It’s a hard decision to put someone you love in a nursing home, but sometimes, it is necessary. On the other hand, just because somebody has to be in such facility does not mean he or she needs to live in an abusive or depressing environment. If you loved one does have to live in a terrible nursing home, it is vital for you to know that there are options.
When Can You Sue a Nursing Home for Negligence? By All Law has some information about behaviours were in a nursing home abuse claim is applicable.
“What Behavior Can Lead To A Civil Lawsuit?
- Failure to keep the premises reasonably safe and free of hazards (meaning dangers that the facility and its staff are aware of, and those they should be aware of through reasonable diligence). This includes everything from preventing slip and fall accidents to preventing one resident from attacking another.
- Negligent hiring of an employee who ends up neglecting, abusing, or otherwise intentionally harming a patient. The failure to properly train and supervise employees may also come into play here.
- Negligent supervision of residents who then fall, or otherwise injure themselves.
- Failure to maintain adequate health and safety policies, including keeping clean and sanitary conditions in resident rooms and in common areas.
- Failure to provide adequate medical treatment that is in line with the medical standard of care under the circumstances. When the provision of sub-standard medical care causes harm to a resident, there may be a case for medical malpractice against the nursing home facility and/or against a medical professional who treated the resident.”
Nursing Home Abuse Claims by Find Law features a couple of civil actions against nursing homes.

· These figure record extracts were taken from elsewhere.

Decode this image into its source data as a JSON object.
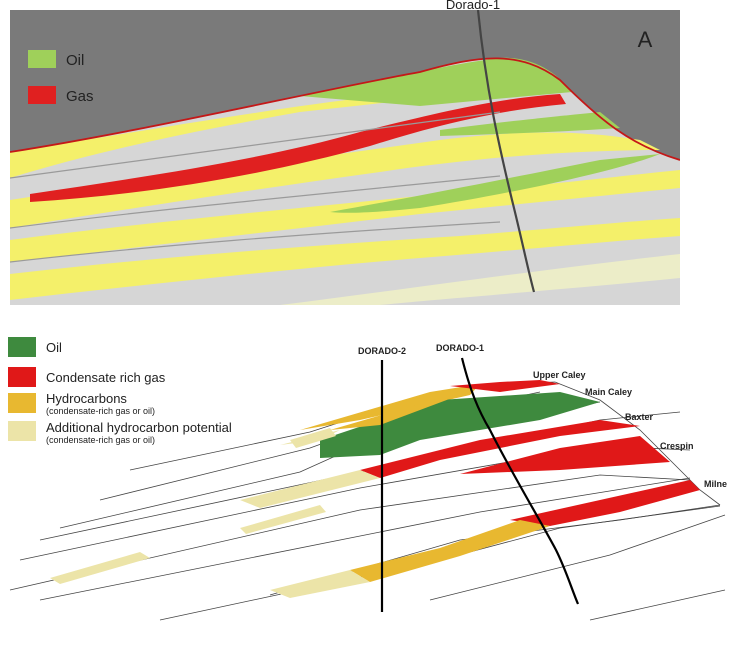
{
  "panel_a": {
    "well_label": "Dorado-1",
    "panel_letter": "A",
    "legend": [
      {
        "label": "Oil",
        "color": "#9fd05a"
      },
      {
        "label": "Gas",
        "color": "#e02020"
      }
    ],
    "colors": {
      "background": "#7a7a7a",
      "shale": "#d6d6d6",
      "sand": "#f4f06a",
      "oil": "#9fd05a",
      "gas": "#e02020",
      "pale": "#ecedc8"
    }
  },
  "panel_b": {
    "well_labels": [
      "DORADO-2",
      "DORADO-1"
    ],
    "legend": [
      {
        "label": "Oil",
        "sublabel": "",
        "color": "#3e8a3e"
      },
      {
        "label": "Condensate rich gas",
        "sublabel": "",
        "color": "#e01818"
      },
      {
        "label": "Hydrocarbons",
        "sublabel": "(condensate-rich gas or oil)",
        "color": "#e8b830"
      },
      {
        "label": "Additional hydrocarbon potential",
        "sublabel": "(condensate-rich gas or oil)",
        "color": "#ece4a8"
      }
    ],
    "horizons": [
      "Upper Caley",
      "Main Caley",
      "Baxter",
      "Crespin",
      "Milne"
    ]
  }
}
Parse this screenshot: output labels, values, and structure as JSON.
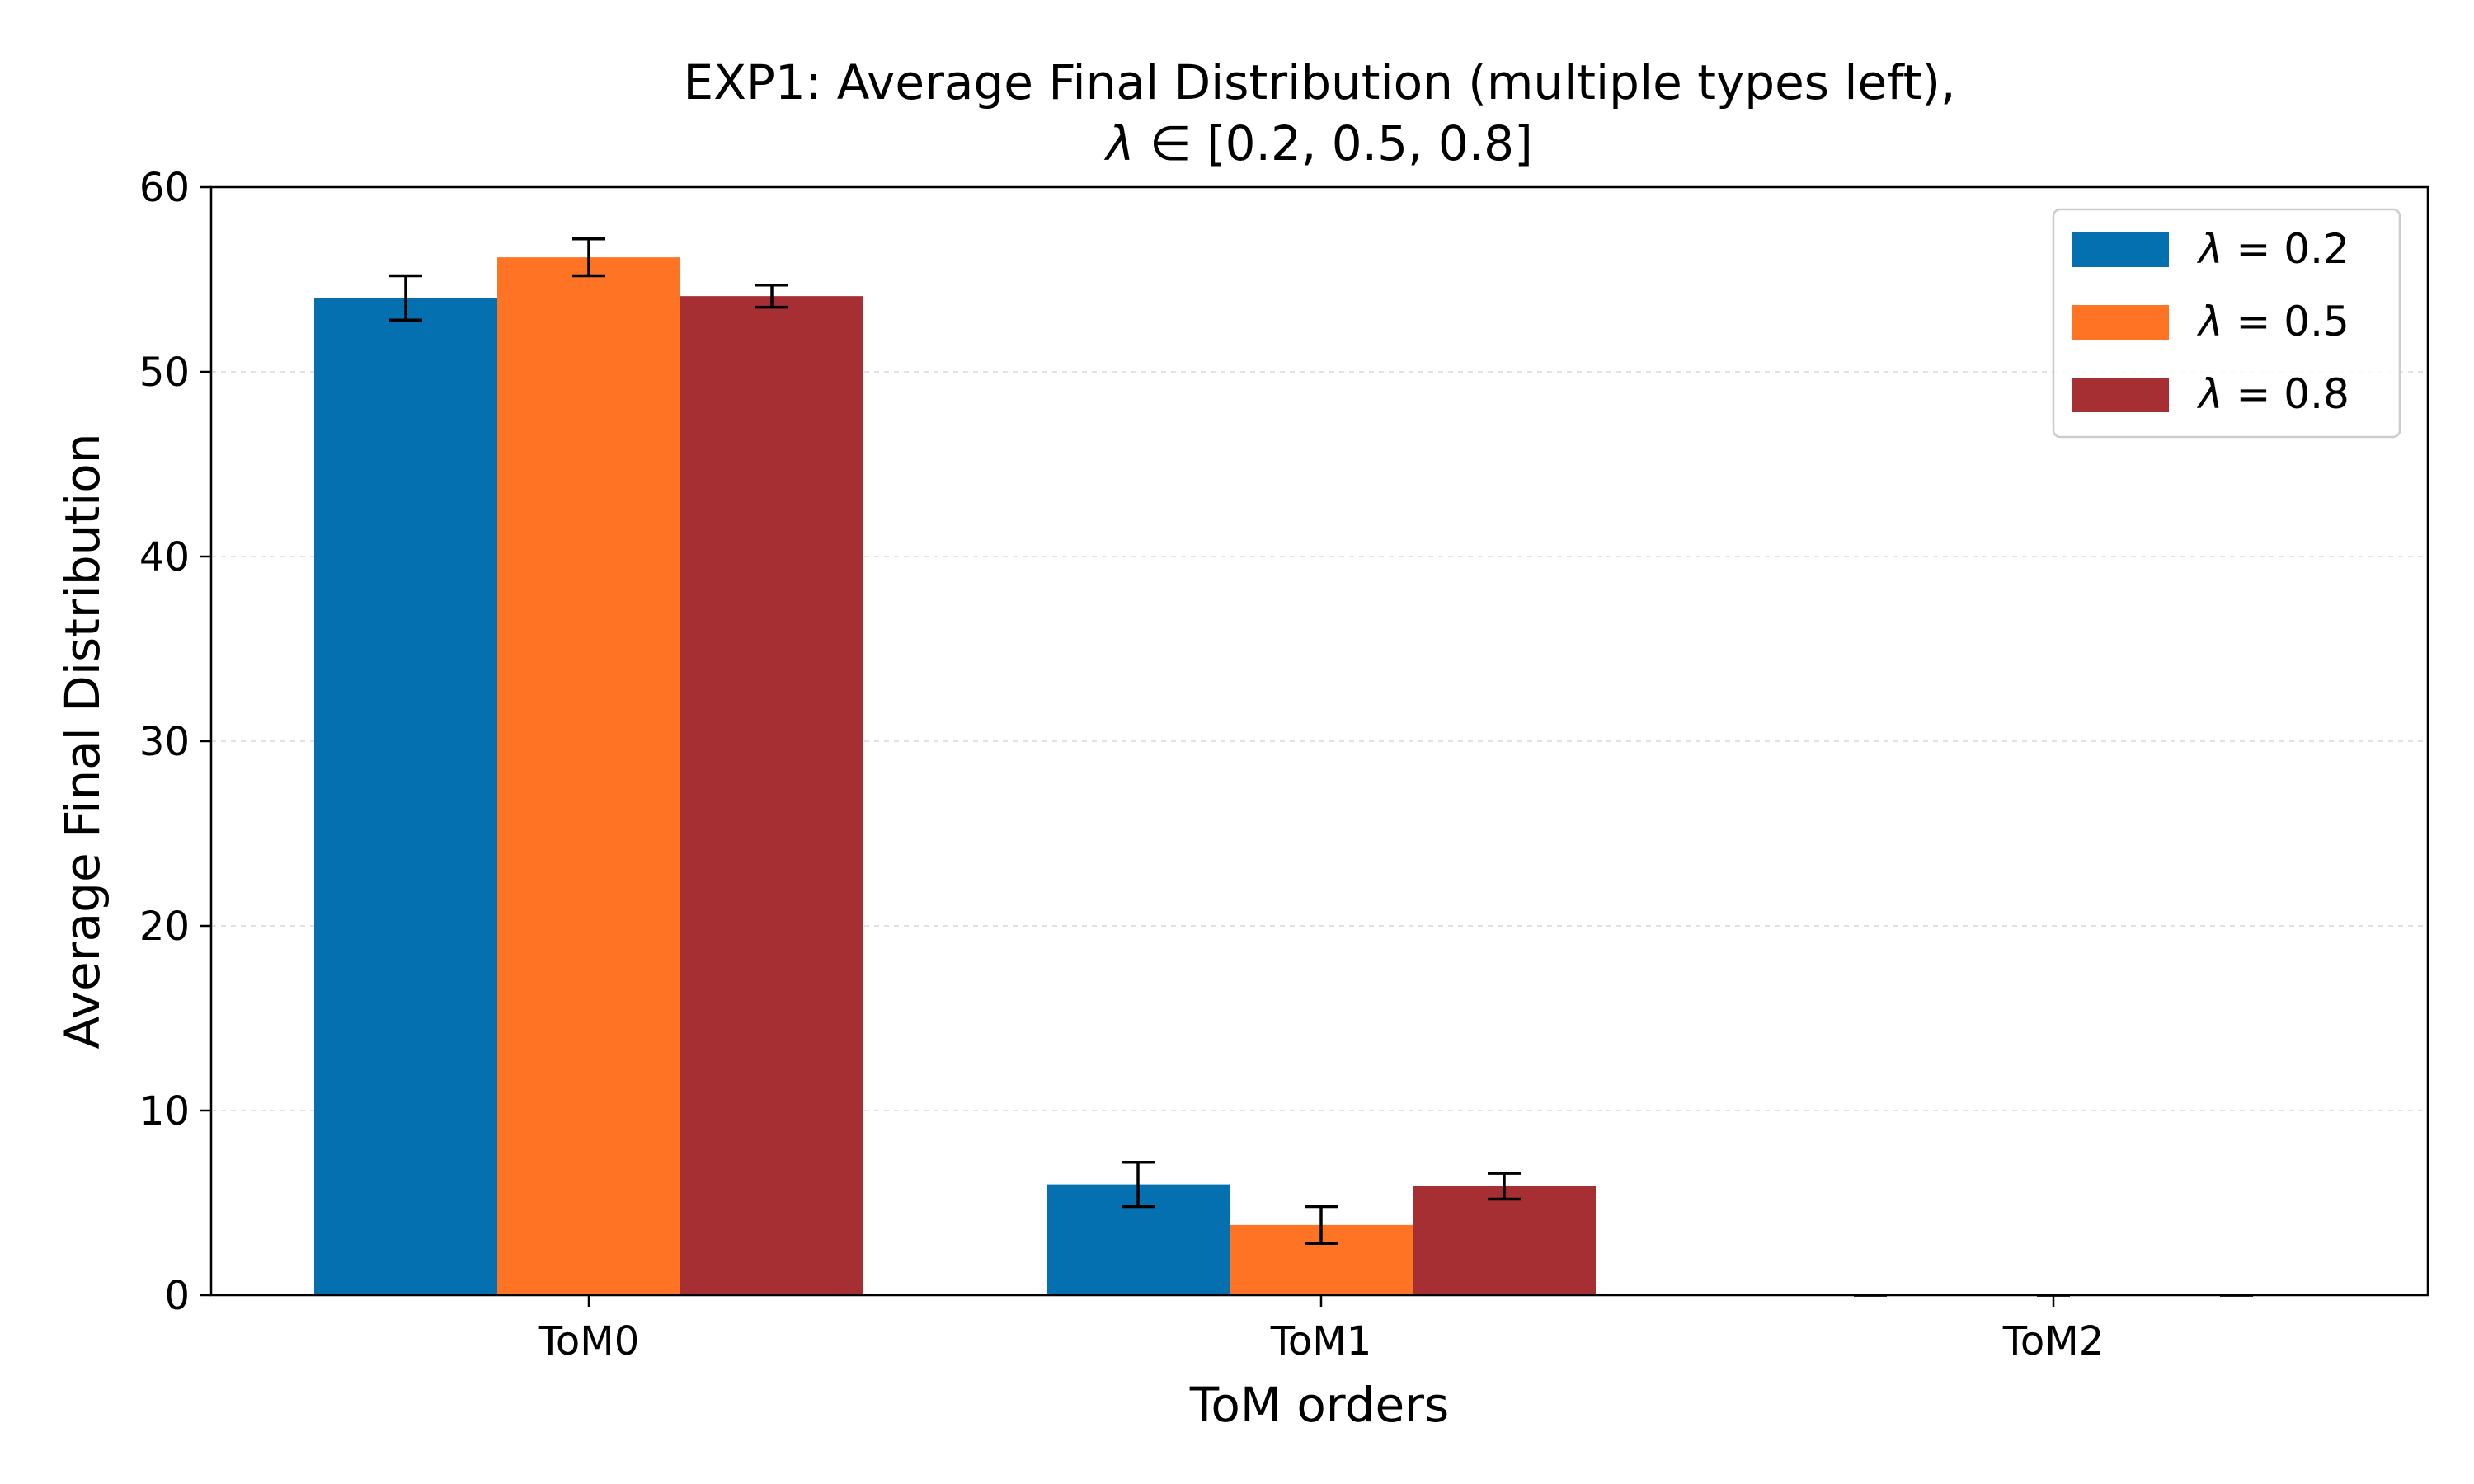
{
  "chart_data": {
    "type": "bar",
    "title_line1": "EXP1: Average Final Distribution (multiple types left),",
    "title_line2_prefix": "λ",
    "title_line2_rest": " ∈ [0.2, 0.5, 0.8]",
    "xlabel": "ToM orders",
    "ylabel": "Average Final Distribution",
    "categories": [
      "ToM0",
      "ToM1",
      "ToM2"
    ],
    "ylim": [
      0,
      60
    ],
    "yticks": [
      0,
      10,
      20,
      30,
      40,
      50,
      60
    ],
    "grid": "y-dashed",
    "legend_position": "top-right",
    "series": [
      {
        "name": "λ = 0.2",
        "legend_symbol": "λ",
        "legend_value": " = 0.2",
        "color": "#0570b0",
        "values": [
          54.0,
          6.0,
          0.0
        ],
        "errors": [
          1.2,
          1.2,
          0.0
        ]
      },
      {
        "name": "λ = 0.5",
        "legend_symbol": "λ",
        "legend_value": " = 0.5",
        "color": "#fe7324",
        "values": [
          56.2,
          3.8,
          0.0
        ],
        "errors": [
          1.0,
          1.0,
          0.0
        ]
      },
      {
        "name": "λ = 0.8",
        "legend_symbol": "λ",
        "legend_value": " = 0.8",
        "color": "#a52f33",
        "values": [
          54.1,
          5.9,
          0.0
        ],
        "errors": [
          0.6,
          0.7,
          0.0
        ]
      }
    ]
  }
}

Here’s some:
“Proving Duty and Breach of Duty: A plaintiff suing a nursing home may need to offer expert medical testimony about what is or is not a proper practice, treatment or procedure in a given situation, unless the lack of care or skill by the nursing home is so apparent that the average person would comprehend it based on his or her common knowledge and experience. For instance, if a nursing home administrator is alleged to have failed to exercise care with respect to maintaining the nursing home facility, that issue will likely not require expert testimony, whereas a nurse’s treatment of a patient’s condition might.

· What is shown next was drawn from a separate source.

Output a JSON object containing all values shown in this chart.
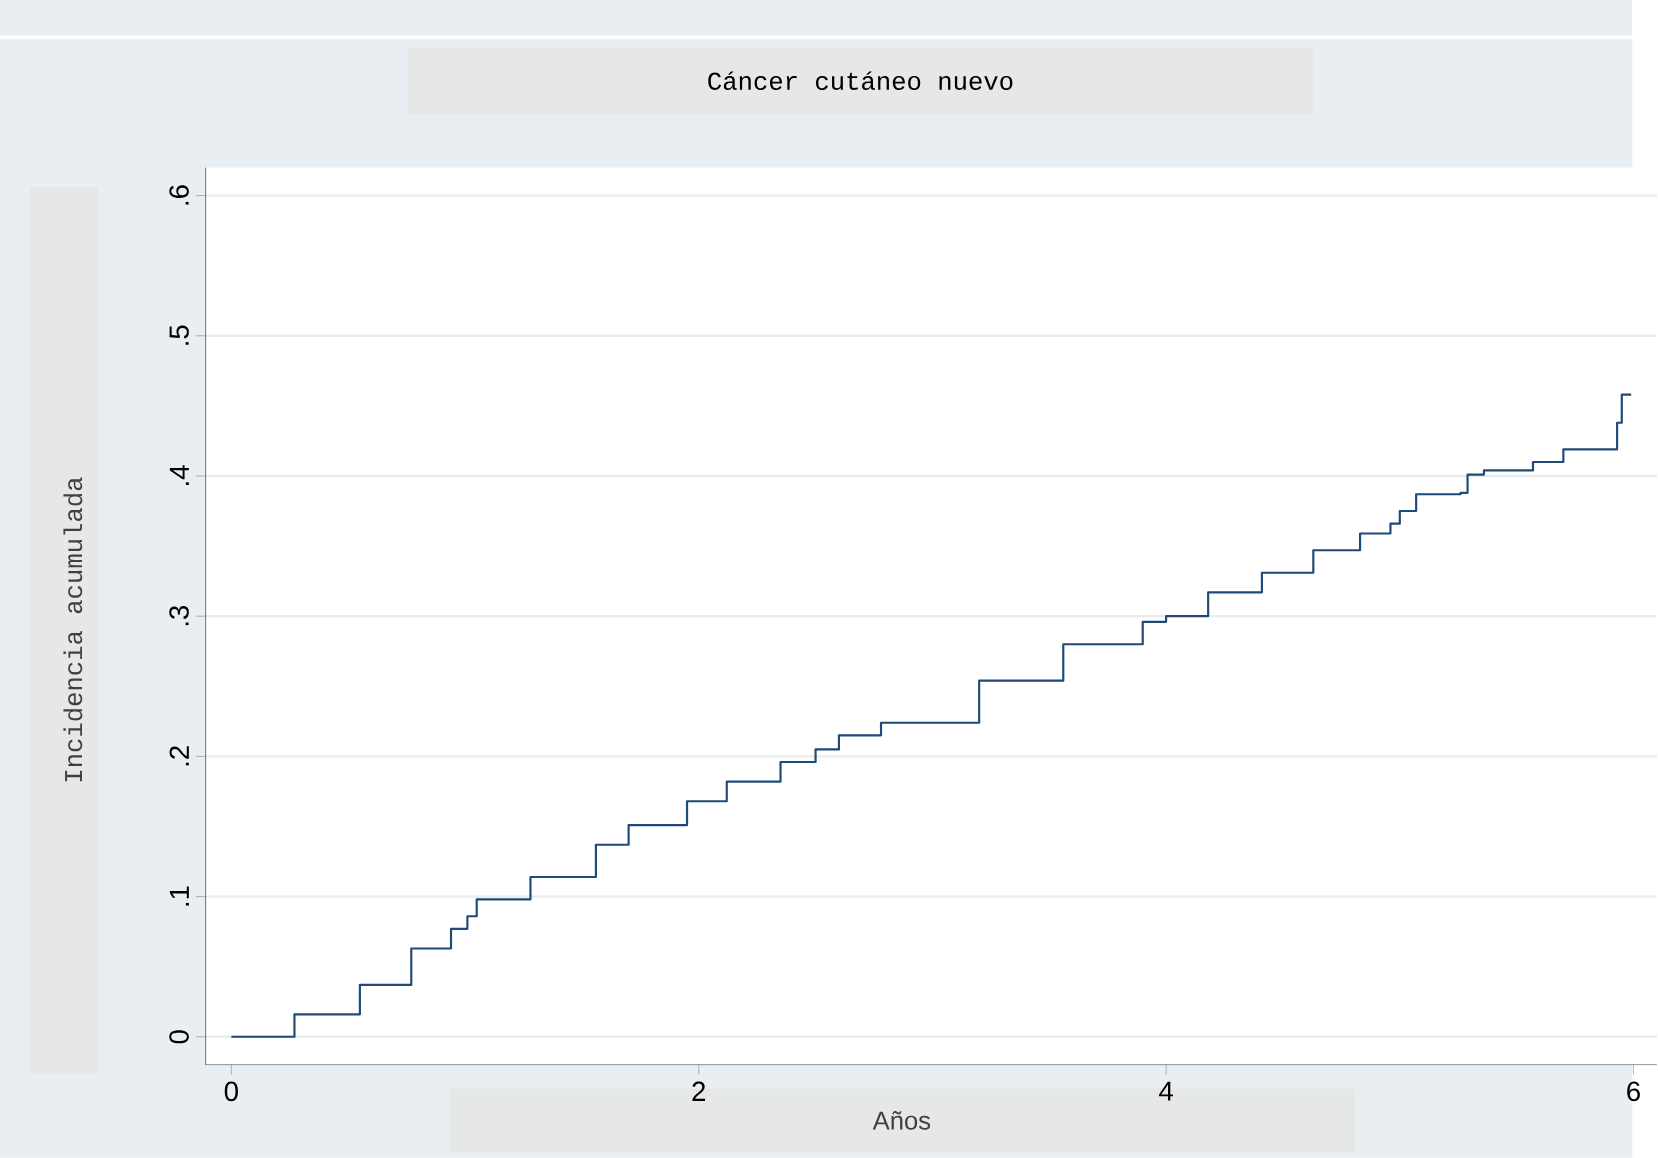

Statutory Standard of Care: Many states have enacted statutes or regulations that establish certain minimum standards of care for private nursing homes. Even if a nursing home can show it complied with minimum licensing standards, however, it may still be liable for a resident’s injuries. For these reasons, it is important to have an attorney research the applicable standard of care, licensing requirements, and other regulations in your area.”